When María* received the email from her boss, nothing about it felt unusual.
She was working remotely that day from her apartment in São Paulo when the message arrived. Her manager said he couldn’t access his work email while travelling and needed some internal documents resent urgently from her personal address instead. There was also a request for login credentials to a shared platform the company used for vendor management. Since that week had been hectic and the company had been onboarding new vendors, the timing made sense.
Even the language and email signature looked legitimate. So María sent the files.
Nothing happened immediately.
But days later, the financial services company she worked for began detecting unusual activity across parts of its internal systems. Employee credentials had been compromised. Suspicious login attempts were appearing across multiple accounts. By the time the company's IT team traced the breach back to the original email, attackers had already spent days quietly moving through sections of the company’s network.
Situations like this are becoming more common in most African and Latin American countries, where millions of people are integrating into the digital ecosystem at breakneck speed.
Every day, organisations across both regions face waves of credential attacks, ransomware attempts, phishing campaigns, API abuse, and automated scans probing for weak points. Some are opportunistic. Others are highly targeted. But many go undetected for weeks or months.

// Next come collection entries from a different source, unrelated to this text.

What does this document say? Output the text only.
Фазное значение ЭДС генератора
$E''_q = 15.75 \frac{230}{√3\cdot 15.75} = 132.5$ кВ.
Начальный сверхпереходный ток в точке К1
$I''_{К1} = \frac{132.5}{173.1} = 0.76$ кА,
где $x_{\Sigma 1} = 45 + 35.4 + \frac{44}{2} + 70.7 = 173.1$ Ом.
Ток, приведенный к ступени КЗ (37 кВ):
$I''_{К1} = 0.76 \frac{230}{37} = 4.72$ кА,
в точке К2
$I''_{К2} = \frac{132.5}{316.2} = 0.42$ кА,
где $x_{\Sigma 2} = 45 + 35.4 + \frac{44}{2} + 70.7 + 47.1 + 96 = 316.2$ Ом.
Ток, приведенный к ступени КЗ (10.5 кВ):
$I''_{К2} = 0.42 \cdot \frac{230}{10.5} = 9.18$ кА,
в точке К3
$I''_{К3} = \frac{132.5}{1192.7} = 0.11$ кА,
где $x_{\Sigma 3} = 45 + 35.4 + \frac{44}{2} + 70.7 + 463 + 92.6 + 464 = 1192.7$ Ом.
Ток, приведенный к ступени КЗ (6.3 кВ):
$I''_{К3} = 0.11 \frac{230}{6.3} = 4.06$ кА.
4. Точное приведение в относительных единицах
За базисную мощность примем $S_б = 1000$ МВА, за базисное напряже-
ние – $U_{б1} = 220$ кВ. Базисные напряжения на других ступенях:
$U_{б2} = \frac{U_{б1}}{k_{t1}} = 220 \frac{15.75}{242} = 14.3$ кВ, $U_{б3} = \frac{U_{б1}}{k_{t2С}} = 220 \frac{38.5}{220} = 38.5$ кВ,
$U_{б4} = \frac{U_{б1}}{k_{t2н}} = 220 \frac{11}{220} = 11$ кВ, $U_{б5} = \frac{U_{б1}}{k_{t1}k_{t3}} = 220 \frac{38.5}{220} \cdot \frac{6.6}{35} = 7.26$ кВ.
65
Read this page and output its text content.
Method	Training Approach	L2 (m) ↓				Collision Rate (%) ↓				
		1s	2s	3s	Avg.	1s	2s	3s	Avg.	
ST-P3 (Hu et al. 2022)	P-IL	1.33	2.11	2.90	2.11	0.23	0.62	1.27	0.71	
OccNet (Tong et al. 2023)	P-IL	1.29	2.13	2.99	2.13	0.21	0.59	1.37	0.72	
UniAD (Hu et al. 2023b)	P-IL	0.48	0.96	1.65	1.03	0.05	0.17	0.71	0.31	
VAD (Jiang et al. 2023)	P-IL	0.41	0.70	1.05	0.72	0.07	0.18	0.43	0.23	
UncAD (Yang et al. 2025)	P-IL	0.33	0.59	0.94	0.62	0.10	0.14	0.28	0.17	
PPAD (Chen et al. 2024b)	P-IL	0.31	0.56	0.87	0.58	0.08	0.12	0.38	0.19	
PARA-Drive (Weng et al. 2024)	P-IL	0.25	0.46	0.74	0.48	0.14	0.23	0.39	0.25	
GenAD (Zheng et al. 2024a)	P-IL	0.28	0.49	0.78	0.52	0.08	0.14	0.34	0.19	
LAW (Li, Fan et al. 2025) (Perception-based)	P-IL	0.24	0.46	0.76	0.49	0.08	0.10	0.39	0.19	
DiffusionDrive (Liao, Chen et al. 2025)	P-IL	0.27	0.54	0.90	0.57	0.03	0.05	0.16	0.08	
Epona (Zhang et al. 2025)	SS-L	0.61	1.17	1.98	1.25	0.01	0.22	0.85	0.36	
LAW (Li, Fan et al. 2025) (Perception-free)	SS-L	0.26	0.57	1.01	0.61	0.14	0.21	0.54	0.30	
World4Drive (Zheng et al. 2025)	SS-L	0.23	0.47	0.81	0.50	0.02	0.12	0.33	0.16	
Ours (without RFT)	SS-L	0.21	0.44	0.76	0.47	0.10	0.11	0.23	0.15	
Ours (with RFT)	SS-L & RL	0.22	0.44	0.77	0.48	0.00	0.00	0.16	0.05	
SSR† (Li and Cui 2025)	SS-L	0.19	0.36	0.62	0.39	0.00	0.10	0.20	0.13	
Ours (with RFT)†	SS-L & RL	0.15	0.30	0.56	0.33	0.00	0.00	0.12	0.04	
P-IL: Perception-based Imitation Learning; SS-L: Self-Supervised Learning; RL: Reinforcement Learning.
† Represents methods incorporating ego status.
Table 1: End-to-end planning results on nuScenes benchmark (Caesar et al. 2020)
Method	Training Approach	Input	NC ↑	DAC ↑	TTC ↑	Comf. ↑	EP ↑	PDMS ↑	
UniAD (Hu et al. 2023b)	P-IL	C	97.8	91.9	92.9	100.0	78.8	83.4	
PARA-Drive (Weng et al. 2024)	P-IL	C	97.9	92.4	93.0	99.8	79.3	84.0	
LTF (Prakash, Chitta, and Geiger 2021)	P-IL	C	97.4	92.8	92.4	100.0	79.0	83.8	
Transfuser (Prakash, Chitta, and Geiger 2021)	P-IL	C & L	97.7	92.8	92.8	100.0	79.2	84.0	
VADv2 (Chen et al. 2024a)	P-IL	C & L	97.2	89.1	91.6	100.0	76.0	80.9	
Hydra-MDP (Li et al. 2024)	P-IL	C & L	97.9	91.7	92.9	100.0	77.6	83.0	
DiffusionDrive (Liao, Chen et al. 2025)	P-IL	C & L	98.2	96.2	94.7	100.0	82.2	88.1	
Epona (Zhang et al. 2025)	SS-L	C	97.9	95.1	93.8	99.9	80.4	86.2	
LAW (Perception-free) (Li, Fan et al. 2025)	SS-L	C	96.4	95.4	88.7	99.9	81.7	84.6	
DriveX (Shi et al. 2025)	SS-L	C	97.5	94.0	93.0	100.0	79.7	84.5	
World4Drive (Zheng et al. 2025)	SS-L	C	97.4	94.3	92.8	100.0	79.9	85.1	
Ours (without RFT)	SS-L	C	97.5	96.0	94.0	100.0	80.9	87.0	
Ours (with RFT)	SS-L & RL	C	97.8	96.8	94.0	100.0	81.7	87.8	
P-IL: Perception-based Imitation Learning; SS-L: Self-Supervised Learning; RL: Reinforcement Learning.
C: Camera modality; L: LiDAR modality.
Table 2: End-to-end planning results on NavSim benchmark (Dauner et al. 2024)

The numbers don’t tell the full story
When reports emerged earlier this year claiming Nigerian organisations were experiencing over 4700 cyberattack attempts every week, the numbers sounded alarming. But to Samuel Afolabi, a principal cybersecurity consultant advising organisations across financial services, fintech, healthcare, government, and technology sectors across Africa and North America, the figures were less shocking than what they represented.